En tout état de cause :

Condamner la société Comme Ulysse à verser à la société Otonomy les sommes de:

—  36 000 euros au titre du remboursement du droit d’entrée,

—  767 euros au titre du remboursement des frais de déplacement,

—  2 100 euros au titre du remboursement des frais de location de véhicules aménagés pour les personnes à mobilité réduite,

—  2 249,60 euros au titre des frais d’équipement,

—  981 euros en remboursement des frais de formation,

—  75 000 euros à titre de dommages et intérêts,

A titre plus subsidiaire :

Allouer à M. X l’entier bénéfice des conclusions et écritures de la société Otonomy et vu les articles L. 330-3 et R. 330-1 du code de commerce et les articles 1110, 1116, 1131 et 1382 du code civil dans sa version antérieure à l’ordonnance du 10 février 2016 portant réforme du droit des contrats, du régime général et de la preuve des obligations,

Infirmer le jugement en ce qu’il a débouté M. X de sa demande en nullité du contrat du 3 février 2016 et, statuant à nouveau :

Dire et juger que le consentement de M. X a été vicié lors de la signature du contrat de franchise du 3 février 2016,

Dire et juger que ledit contrat est dépourvu de cause et d’objet,

Dire et juger que la responsabilité de la société Comme Ulysse est engagée,

En conséquence,

Prononcer la nullité du contrat de franchise du 3 février 2016,

A titre encore plus subsidiaire :

Allouer à M. X l’entier bénéfice des conclusions et écritures de la société Otonomy et vu les

articles 1134, 1147 et s. et 1162 du Code civil dans leur version antérieure à l’ordonnance du 10 février 2016 portant réforme du droit des contrats, du régime général et de la preuve des obligations,

Vu le contrat de franchise du 3 février 2016,

Dire que le franchiseur a gravement manqué à ses obligations contractuelles,

Confirmer le jugement du 8 novembre 2018 en ce qu’il a prononcé la résiliation du contrat de franchise signé le 3 février 2016 à compter du 20 octobre 2016 aux torts exclusifs de la société Comme Ulysse,

En tout etat de cause subsidiairement :

Infirmer le jugement du 8 novembre 2018 en ce qu’il a limité le quantum de la réparation du préjudice de M. X à la somme de 30 000 euros et, statuant à nouveau :

Condamner la société Comme Ulysse à verser à M. X les sommes de :

—  36 000 euros au titre du remboursement du droit d’entrée

—  767 euros au titre du remboursement des frais de déplacement

—  2 100 euros au titre du remboursement des frais de location de véhicules aménagés pour les personnes à mobilité réduite

—  2 249,60 euros au titre des frais d’équipement

—  981 euros des frais de formation

—  75 000 euros à titre de dommages et intérêts,

Condamner la société Comme Ulysse à payer à la société Otonomy et à M. X la somme de 6 000 euros chacun au titre de l’article 700 du code de procédure civile, ainsi qu’aux entiers dépens.

SUR CE

LA COUR

Sur la recevabilité de l’intervention volontaire de la société Otonomy

M. X demande à la cour d’appel d’infirmer la décision de première instance en ce qu’elle a considéré que la société Otonomy n’avait pas qualité à agir et déclaré irrecevable l’intervention volontaire de celle-ci. Selon lui, le contrat du 3 février 2016 a été repris par la société Otonomy, créée spécifiquement après avoir signé ledit contrat pour l’exploitation de l’activité de franchisé Ulysse.
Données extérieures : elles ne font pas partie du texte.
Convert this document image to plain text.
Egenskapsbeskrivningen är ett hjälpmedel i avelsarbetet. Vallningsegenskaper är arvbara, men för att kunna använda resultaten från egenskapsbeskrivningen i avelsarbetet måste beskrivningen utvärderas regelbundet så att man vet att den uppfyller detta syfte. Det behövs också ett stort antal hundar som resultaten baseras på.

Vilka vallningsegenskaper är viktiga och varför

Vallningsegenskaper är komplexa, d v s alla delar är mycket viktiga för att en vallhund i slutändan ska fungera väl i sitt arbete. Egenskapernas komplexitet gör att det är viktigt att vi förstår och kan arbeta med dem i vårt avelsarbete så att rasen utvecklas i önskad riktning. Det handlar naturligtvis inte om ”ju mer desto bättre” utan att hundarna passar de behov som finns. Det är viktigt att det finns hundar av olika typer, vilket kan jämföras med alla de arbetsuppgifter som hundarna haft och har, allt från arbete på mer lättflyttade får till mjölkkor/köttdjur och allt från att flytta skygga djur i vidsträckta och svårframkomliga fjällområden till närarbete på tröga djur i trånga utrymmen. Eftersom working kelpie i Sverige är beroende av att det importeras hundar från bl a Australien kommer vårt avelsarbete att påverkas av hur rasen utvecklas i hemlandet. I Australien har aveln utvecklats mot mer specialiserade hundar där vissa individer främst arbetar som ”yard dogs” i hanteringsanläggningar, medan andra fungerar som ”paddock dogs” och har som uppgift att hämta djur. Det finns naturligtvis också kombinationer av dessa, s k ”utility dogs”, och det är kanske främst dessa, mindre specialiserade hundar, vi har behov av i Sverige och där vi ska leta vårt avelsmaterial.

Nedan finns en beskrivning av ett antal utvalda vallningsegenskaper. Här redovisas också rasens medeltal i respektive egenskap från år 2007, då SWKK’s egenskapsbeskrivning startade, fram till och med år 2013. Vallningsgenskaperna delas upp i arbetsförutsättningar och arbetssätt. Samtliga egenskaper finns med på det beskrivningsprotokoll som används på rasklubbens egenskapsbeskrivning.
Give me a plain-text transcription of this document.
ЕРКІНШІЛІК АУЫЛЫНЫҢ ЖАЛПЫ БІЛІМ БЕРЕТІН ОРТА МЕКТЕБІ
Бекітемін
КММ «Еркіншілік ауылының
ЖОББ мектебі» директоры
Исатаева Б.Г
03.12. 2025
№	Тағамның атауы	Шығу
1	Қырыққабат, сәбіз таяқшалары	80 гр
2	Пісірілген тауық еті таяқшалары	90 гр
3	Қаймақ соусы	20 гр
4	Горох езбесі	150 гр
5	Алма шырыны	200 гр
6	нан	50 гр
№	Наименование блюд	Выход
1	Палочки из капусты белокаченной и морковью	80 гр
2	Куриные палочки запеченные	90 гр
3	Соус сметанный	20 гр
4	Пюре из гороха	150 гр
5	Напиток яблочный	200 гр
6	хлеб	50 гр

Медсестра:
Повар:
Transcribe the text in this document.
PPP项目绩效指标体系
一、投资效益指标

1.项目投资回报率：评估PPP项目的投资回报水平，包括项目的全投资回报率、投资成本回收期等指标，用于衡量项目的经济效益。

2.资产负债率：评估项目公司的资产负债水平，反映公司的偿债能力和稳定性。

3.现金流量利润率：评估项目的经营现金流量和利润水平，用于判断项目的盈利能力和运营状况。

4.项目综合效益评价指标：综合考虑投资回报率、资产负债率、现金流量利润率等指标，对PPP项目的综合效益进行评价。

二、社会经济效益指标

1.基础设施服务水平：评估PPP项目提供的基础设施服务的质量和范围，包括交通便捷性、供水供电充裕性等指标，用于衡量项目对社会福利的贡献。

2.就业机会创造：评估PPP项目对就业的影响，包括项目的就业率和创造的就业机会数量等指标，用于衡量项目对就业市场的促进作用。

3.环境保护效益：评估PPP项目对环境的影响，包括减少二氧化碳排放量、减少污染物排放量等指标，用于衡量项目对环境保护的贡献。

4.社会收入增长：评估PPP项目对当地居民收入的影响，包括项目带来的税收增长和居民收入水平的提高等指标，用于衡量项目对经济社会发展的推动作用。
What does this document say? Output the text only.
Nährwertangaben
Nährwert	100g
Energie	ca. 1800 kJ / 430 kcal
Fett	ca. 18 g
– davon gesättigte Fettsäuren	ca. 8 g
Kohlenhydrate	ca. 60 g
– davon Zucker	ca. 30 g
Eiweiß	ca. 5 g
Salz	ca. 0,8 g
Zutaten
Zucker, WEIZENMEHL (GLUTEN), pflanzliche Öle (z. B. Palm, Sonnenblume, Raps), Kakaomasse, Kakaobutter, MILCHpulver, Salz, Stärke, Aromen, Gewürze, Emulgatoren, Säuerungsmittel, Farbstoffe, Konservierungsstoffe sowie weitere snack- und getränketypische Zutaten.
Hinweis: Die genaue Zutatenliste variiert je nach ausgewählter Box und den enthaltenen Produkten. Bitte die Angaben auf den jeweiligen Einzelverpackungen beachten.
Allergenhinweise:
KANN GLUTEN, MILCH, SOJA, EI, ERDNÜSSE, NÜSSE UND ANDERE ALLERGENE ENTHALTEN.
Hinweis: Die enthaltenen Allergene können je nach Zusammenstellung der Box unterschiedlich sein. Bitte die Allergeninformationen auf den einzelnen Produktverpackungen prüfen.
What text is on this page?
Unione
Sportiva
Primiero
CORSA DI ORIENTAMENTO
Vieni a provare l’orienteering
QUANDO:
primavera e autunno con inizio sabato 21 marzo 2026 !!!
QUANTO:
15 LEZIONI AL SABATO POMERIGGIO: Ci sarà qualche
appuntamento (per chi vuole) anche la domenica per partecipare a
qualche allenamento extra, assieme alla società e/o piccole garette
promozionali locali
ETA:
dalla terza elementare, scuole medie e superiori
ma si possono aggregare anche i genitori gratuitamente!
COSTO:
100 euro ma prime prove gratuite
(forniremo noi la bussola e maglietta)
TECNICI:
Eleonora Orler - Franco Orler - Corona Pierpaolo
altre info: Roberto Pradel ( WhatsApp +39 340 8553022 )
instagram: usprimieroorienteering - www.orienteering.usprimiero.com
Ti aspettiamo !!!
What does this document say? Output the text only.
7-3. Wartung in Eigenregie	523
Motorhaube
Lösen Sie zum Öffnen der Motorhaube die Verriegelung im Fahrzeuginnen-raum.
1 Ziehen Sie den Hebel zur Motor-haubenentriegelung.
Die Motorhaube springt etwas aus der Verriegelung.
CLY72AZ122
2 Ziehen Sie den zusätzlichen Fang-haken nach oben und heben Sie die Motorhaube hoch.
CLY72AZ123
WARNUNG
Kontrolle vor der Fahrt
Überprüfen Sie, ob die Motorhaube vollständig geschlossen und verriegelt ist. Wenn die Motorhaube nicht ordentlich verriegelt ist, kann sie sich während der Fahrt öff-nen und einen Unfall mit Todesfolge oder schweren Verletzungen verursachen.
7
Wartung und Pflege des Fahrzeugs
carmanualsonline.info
La société Comme Ulysse ne mentionne pas ce moyen dans ses conclusions.

Le jugement entrepris a déclaré irrecevable l’action de la société Otonomy pour défaut de qualité pour agir, au visa de l’article 1843 du code civil et au motif que le contrat de franchise ne mentionne pas que M. X l’avait conclu au nom d’une société en formation et que rien ne justifiait de la reprise des engagements contractuels par la société Otonomy.

Sur ce, la Cour constate que rien n’indique dans le contrat de franchise litigieux conclu le 3 février

2016 que M. X a agi au nom d’une société en formation. Au contraire, l’acte indique qu’il a été conclu par M. X sans mention d’aucune société en formation, de sorte que sont inapplicables les prévisions du contrat pour le cas où le franchisé serait une société en formation. Dès lors il est indifférent que les statuts de la société Otonomy portent le droit d’entrée de la franchise litigieuse sur l’état des actes accomplis au nom de la société en formation avant la signature de ces statuts. A aucun moment n’est rapportée la preuve que le franchiseur a admis que le franchisé était la société Otonomy, laquelle n’est pas même mentionnée dans la lettre du 20 octobre 2016 par laquelle M. X a demandé le remboursement des sommes versées en exécution du contrat ainsi que des dommages-intérêts. Ni le courriel du 6 juin 2016 invoqué par M. X mais qu’il a lui-même établi pour évoquer la 'création d’entreprise’ en cours ni, dans un courriel du 18 mars 2016 du franchiseur, la référence à la création d’une société pour l’intégration au réseau, ne peuvent être interprétés en faveur de la qualité de franchisée de la société Otonomy. En particulier, ce dernier courriel indique la nécessité pour M. X d’inclure un Kbis à l’envoi du 'pack commercial définitif', ce qu’il ne justifie pas avoir fait.

Il en résulte que le jugement sera confirmé en ce qu’il a déclaré irrecevable la société Otonomy.

Sur l’action en nullité du contrat

M. X demande à la cour d’appel d’infirmer le jugement du 8 novembre 2018 en ce qu’il a débouté le franchisé de sa demande de nullité du contrat de franchise et de prononcer la nullité du contrat pour vice du consentement du franchisé et défaut de cause licite.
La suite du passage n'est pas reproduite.